Tuesday, March 27, 2007
Most Metabolic Diseases Affect Unimportant Genes
Okay, so the title is a little bit disingenuous. Obviously metabolic diseases like cystic fibosis, thalasemia, phenylketonuria, and Huntington's Disease are not trivial. They cause devastating problems for patients and family. Many metabolic diseases are lethal. That's not "unimportant."
The point isn't that the genes are "unimportant" in that sense. What I meant is that defects in essential genes—the ones are part of core metabolism—do not usually show up as metabolic defects. The reason is that any defects in, say, RNA polymerase, will usually be embryonic lethals and we will never see them [RNA Polymerase Genes in the Human Genome].
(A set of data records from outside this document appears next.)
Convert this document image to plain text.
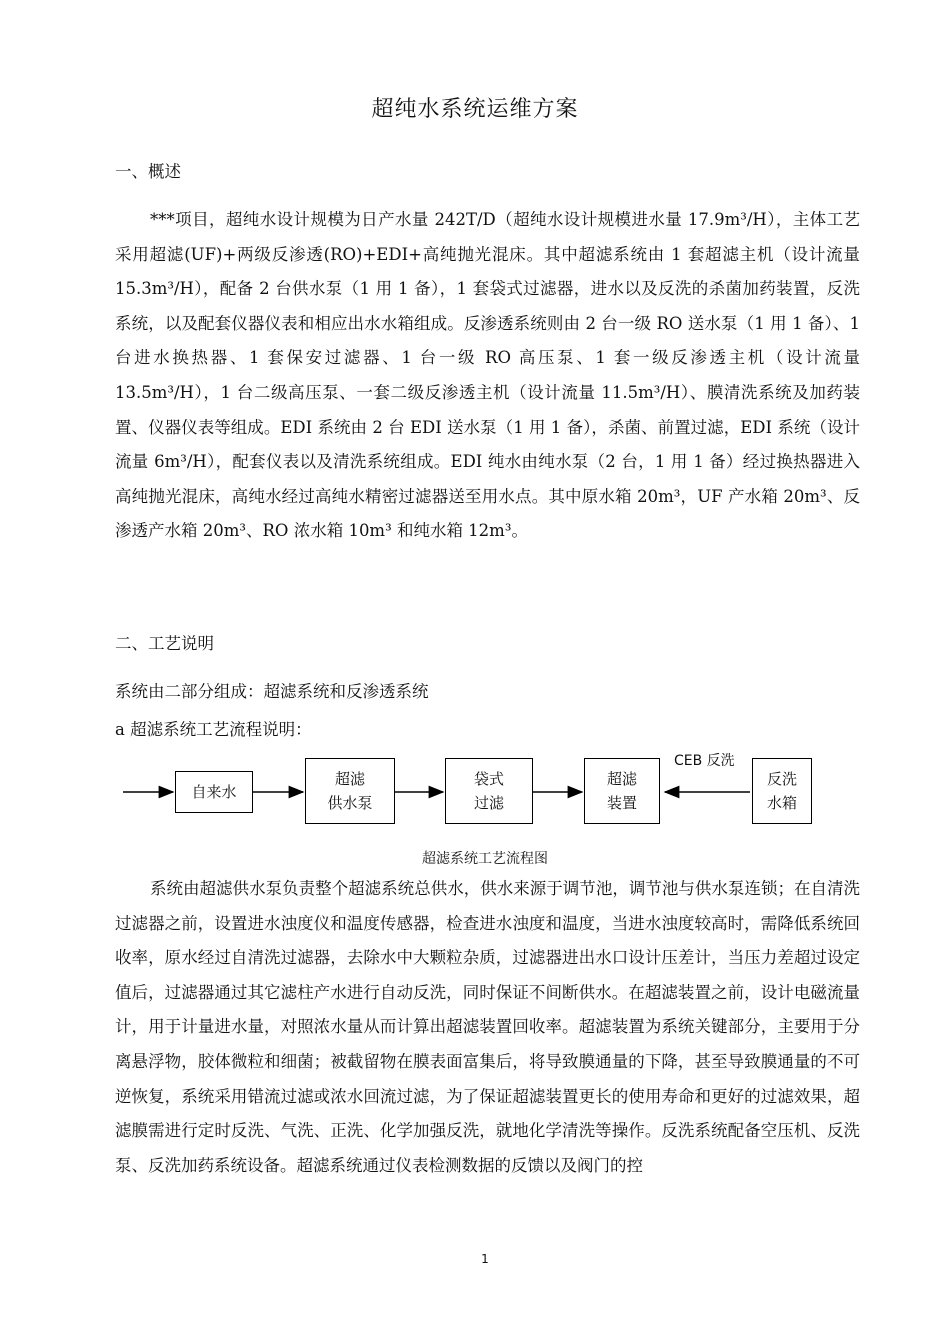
超纯水系统运维方案
一、概述

***项目，超纯水设计规模为日产水量 242T/D（超纯水设计规模进水量 17.9m³/H），主体工艺采用超滤(UF)+两级反渗透(RO)+EDI+高纯抛光混床。其中超滤系统由 1 套超滤主机（设计流量 15.3m³/H），配备 2 台供水泵（1 用 1 备），1 套袋式过滤器，进水以及反洗的杀菌加药装置，反洗系统，以及配套仪器仪表和相应出水水箱组成。反渗透系统则由 2 台一级 RO 送水泵（1 用 1 备）、1 台进水换热器、1 套保安过滤器、1 台一级 RO 高压泵、1 套一级反渗透主机（设计流量 13.5m³/H），1 台二级高压泵、一套二级反渗透主机（设计流量 11.5m³/H）、膜清洗系统及加药装置、仪器仪表等组成。EDI 系统由 2 台 EDI 送水泵（1 用 1 备），杀菌、前置过滤，EDI 系统（设计流量 6m³/H），配套仪表以及清洗系统组成。EDI 纯水由纯水泵（2 台，1 用 1 备）经过换热器进入高纯抛光混床，高纯水经过高纯水精密过滤器送至用水点。其中原水箱 20m³，UF 产水箱 20m³、反渗透产水箱 20m³、RO 浓水箱 10m³ 和纯水箱 12m³。

二、工艺说明
系统由二部分组成：超滤系统和反渗透系统
a 超滤系统工艺流程说明：
自来水
超滤
供水泵
袋式
过滤
超滤
装置
反洗
水箱
CEB 反洗
超滤系统工艺流程图

系统由超滤供水泵负责整个超滤系统总供水，供水来源于调节池，调节池与供水泵连锁；在自清洗过滤器之前，设置进水浊度仪和温度传感器，检查进水浊度和温度，当进水浊度较高时，需降低系统回收率，原水经过自清洗过滤器，去除水中大颗粒杂质，过滤器进出水口设计压差计，当压力差超过设定值后，过滤器通过其它滤柱产水进行自动反洗，同时保证不间断供水。在超滤装置之前，设计电磁流量计，用于计量进水量，对照浓水量从而计算出超滤装置回收率。超滤装置为系统关键部分，主要用于分离悬浮物，胶体微粒和细菌；被截留物在膜表面富集后，将导致膜通量的下降，甚至导致膜通量的不可逆恢复，系统采用错流过滤或浓水回流过滤，为了保证超滤装置更长的使用寿命和更好的过滤效果，超滤膜需进行定时反洗、气洗、正洗、化学加强反洗，就地化学清洗等操作。反洗系统配备空压机、反洗泵、反洗加药系统设备。超滤系统通过仪表检测数据的反馈以及阀门的控

1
The defects that are most likely to show up as metabolic diseases are those where the defect is not so severe as to prevent embryonic development. Thus, a defect in adult hemoglobin (thalasemia), for example, will only be manifest after birth and even then there are compensating genes that can prevent death. Same with cystic fibrosis. Not to minimize the consequences of the disease, but we only see it as a metabolic defect because it isn't immediately lethal.
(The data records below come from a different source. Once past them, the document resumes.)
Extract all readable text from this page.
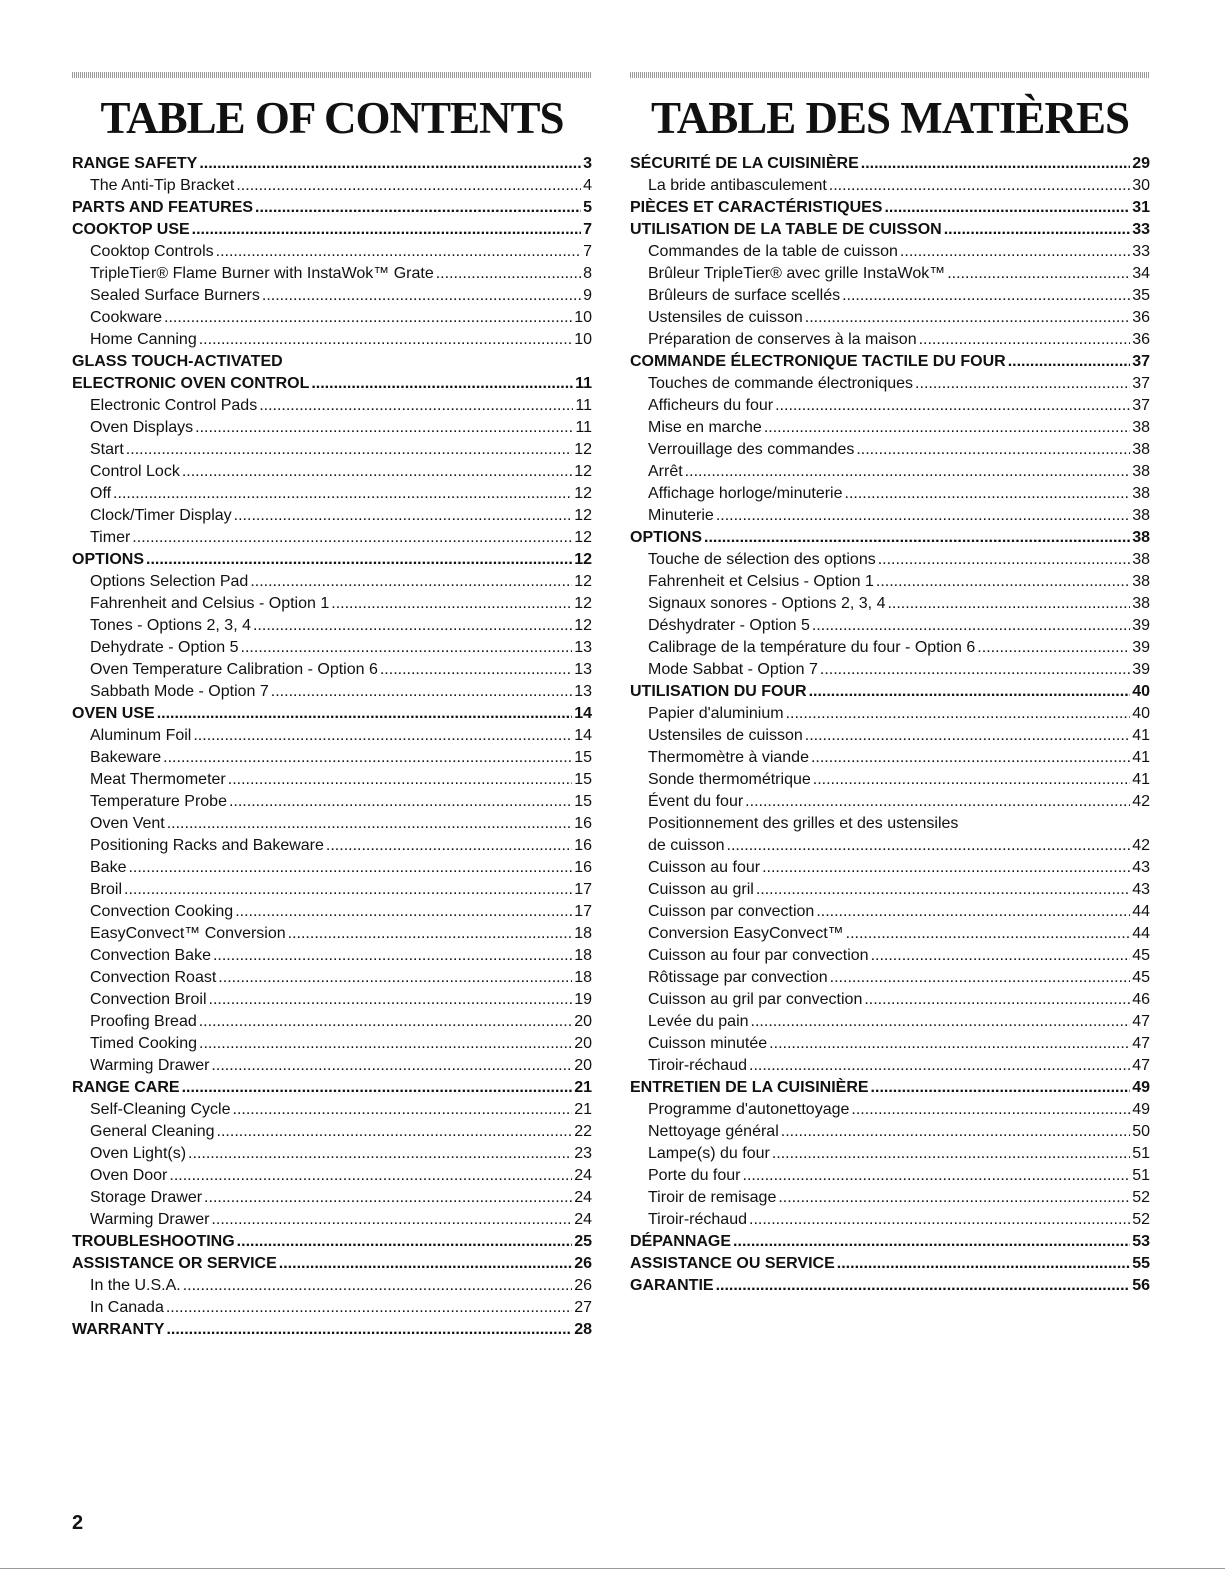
TABLE OF CONTENTS
RANGE SAFETY .....	3
The Anti-Tip Bracket .....	4
PARTS AND FEATURES .....	5
COOKTOP USE .....	7
Cooktop Controls .....	7
TripleTier® Flame Burner with InstaWok™ Grate .....	8
Sealed Surface Burners .....	9
Cookware .....	10
Home Canning .....	10
GLASS TOUCH-ACTIVATED
ELECTRONIC OVEN CONTROL .....	11
Electronic Control Pads .....	11
Oven Displays .....	11
Start .....	12
Control Lock .....	12
Off .....	12
Clock/Timer Display .....	12
Timer .....	12
OPTIONS .....	12
Options Selection Pad .....	12
Fahrenheit and Celsius - Option 1 .....	12
Tones - Options 2, 3, 4 .....	12
Dehydrate - Option 5 .....	13
Oven Temperature Calibration - Option 6 .....	13
Sabbath Mode - Option 7 .....	13
OVEN USE .....	14
Aluminum Foil .....	14
Bakeware .....	15
Meat Thermometer .....	15
Temperature Probe .....	15
Oven Vent .....	16
Positioning Racks and Bakeware .....	16
Bake .....	16
Broil .....	17
Convection Cooking .....	17
EasyConvect™ Conversion .....	18
Convection Bake .....	18
Convection Roast .....	18
Convection Broil .....	19
Proofing Bread .....	20
Timed Cooking .....	20
Warming Drawer .....	20
RANGE CARE .....	21
Self-Cleaning Cycle .....	21
General Cleaning .....	22
Oven Light(s) .....	23
Oven Door .....	24
Storage Drawer .....	24
Warming Drawer .....	24
TROUBLESHOOTING .....	25
ASSISTANCE OR SERVICE .....	26
In the U.S.A. .....	26
In Canada .....	27
WARRANTY .....	28
TABLE DES MATIÈRES
SÉCURITÉ DE LA CUISINIÈRE .....	29
La bride antibasculement .....	30
PIÈCES ET CARACTÉRISTIQUES .....	31
UTILISATION DE LA TABLE DE CUISSON .....	33
Commandes de la table de cuisson .....	33
Brûleur TripleTier® avec grille InstaWok™ .....	34
Brûleurs de surface scellés .....	35
Ustensiles de cuisson .....	36
Préparation de conserves à la maison .....	36
COMMANDE ÉLECTRONIQUE TACTILE DU FOUR .....	37
Touches de commande électroniques .....	37
Afficheurs du four .....	37
Mise en marche .....	38
Verrouillage des commandes .....	38
Arrêt .....	38
Affichage horloge/minuterie .....	38
Minuterie .....	38
OPTIONS .....	38
Touche de sélection des options .....	38
Fahrenheit et Celsius - Option 1 .....	38
Signaux sonores - Options 2, 3, 4 .....	38
Déshydrater - Option 5 .....	39
Calibrage de la température du four - Option 6 .....	39
Mode Sabbat - Option 7 .....	39
UTILISATION DU FOUR .....	40
Papier d'aluminium .....	40
Ustensiles de cuisson .....	41
Thermomètre à viande .....	41
Sonde thermométrique .....	41
Évent du four .....	42
Positionnement des grilles et des ustensiles
de cuisson .....	42
Cuisson au four .....	43
Cuisson au gril .....	43
Cuisson par convection .....	44
Conversion EasyConvect™ .....	44
Cuisson au four par convection .....	45
Rôtissage par convection .....	45
Cuisson au gril par convection .....	46
Levée du pain .....	47
Cuisson minutée .....	47
Tiroir-réchaud .....	47
ENTRETIEN DE LA CUISINIÈRE .....	49
Programme d'autonettoyage .....	49
Nettoyage général .....	50
Lampe(s) du four .....	51
Porte du four .....	51
Tiroir de remisage .....	52
Tiroir-réchaud .....	52
DÉPANNAGE .....	53
ASSISTANCE OU SERVICE .....	55
GARANTIE .....	56
2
The point of this little note is to correct a widespread misconception. Many people think that metabolic diseases identify the most important genes in humans. The ones that are essential for life. In fact that's not usually the case. The really important genes do not have associated metabolic diseases. As a general rule, it's only the second tier of important genes that are associated with metabolic disease. The ones that are not essential for cell survival during fetal development.